Sublocazione di un locale commerciale: quando è possibile cedere il contratto

Sublocazione di un locale commerciale quando è possibile cedere il contratto
La sublocazione di un locale commerciale è possibile solo se viene ceduta anche l’azienda, in caso contrario è sempre necessario il permesso del proprietario

Quando si sottoscrive un contratto di locazione per un immobile commerciale, negozio o ufficio che sia, in linea di massima è perchè all’interno del locale si svolge un’attività.
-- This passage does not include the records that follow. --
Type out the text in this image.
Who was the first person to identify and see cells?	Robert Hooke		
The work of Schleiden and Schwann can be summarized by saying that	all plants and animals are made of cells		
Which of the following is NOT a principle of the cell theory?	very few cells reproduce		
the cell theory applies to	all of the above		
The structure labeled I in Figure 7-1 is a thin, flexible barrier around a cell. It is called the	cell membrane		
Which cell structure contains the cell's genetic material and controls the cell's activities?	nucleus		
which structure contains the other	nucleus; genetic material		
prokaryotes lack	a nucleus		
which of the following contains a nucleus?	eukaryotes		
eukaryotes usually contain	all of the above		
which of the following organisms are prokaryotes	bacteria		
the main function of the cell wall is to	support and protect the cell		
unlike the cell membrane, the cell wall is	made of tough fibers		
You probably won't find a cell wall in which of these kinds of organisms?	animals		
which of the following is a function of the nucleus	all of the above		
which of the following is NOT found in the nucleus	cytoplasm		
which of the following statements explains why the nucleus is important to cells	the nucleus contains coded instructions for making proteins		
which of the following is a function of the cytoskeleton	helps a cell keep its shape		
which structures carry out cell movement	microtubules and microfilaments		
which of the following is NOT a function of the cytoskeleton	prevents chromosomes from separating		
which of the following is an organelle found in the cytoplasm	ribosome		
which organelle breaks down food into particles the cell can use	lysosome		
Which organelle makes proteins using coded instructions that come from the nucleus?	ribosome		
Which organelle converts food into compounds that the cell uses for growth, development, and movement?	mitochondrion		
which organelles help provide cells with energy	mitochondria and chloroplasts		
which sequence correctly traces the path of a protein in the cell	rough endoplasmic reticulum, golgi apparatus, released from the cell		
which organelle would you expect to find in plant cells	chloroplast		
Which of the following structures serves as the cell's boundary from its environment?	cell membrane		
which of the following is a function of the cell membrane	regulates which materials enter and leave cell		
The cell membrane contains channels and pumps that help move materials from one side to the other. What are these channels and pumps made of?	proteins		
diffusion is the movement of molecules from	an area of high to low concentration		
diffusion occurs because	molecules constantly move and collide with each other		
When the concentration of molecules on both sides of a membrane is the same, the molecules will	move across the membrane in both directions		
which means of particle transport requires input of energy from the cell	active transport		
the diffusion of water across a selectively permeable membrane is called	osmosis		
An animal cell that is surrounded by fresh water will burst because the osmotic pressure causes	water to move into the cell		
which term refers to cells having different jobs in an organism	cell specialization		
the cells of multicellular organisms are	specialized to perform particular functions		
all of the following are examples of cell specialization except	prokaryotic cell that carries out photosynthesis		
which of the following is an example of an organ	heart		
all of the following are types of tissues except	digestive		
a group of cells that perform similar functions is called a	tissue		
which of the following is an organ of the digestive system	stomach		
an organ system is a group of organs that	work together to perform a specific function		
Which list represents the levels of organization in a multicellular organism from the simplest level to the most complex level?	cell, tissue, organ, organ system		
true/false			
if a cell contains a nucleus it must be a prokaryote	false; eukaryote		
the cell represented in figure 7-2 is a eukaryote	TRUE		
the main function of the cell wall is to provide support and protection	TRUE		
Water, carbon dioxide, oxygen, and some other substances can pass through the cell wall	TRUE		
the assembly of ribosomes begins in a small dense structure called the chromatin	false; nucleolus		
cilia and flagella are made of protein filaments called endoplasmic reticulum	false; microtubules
Un contratto di locazione ad uso commerciale ha una durata di 6 anni (con rinnovo automatico, alla prima scadenza, di altri 6 anni).

Poniamo il caso che, per un qualsiasi motivo, si decida di vendere l’attività e, una volta trovato il possibile acquirente, questi ponga la condizione di svolgerla nello stesso locale poiché la clientela è fidelizzata e trasferirsi potrebbe creare problemi. La possibilità è di sublocare il negozio o l’ufficio ma, in questo caso, è necessario avvisare il proprietario dell’immobile. E’ verosimile pensare che possa esserci un netto rifiuto da parte del proprietario all’ingresso di un’altra persona.

Come spiega La legge per tutti, la sublocazione è regolata in modo chiaro ed esplicito dalla legge sull’equo canone che stabilisce che per le locazioni ad uso commerciale, il conduttore può sublocare l’immobile o, addirittura, cedere il proprio contratto di locazione anche senza il consenso del proprietario dell’immobile a patto che venga insieme ceduta o locata l’azienda. In tal caso il cedente dovrà darne comunicazione al locatore mediante lettera raccomandata con avviso di ricevimento.

Il locatore può opporsi solo per gravi motivi ed ha massimo trenta giorni di tempo dal ricevimento della comunicazione. Se chi cede il contratto di locazione non ha pagato qualche mensilità, cosa succede? Tutto dipende da ciò che intende fare il locatore; questi infatti, a meno che non dichiari espressamente di liberare il precedente locatario da tale debito, può continuare a pretendere i soldi da entrambe le parti. In tal caso, comunque, dovrà agire prima nei confronti del nuovo affittuario e poi, eventualmente, in caso di esito negativo, nei confronti del precedente.

Se invece l’inquilino dell’immobile ad uso commerciale vuole subaffittare il locale ma non la propria azienda, è necessario chiedere il permesso al locatore, salvo che alla firma del contratto non sia già prevista un’apposita clausola che autorizzi il subaffitto. Il conduttore deve comunque comunicare al locatore la cessione/sublocazione con lettera raccomandata con ricevuta di ritorno.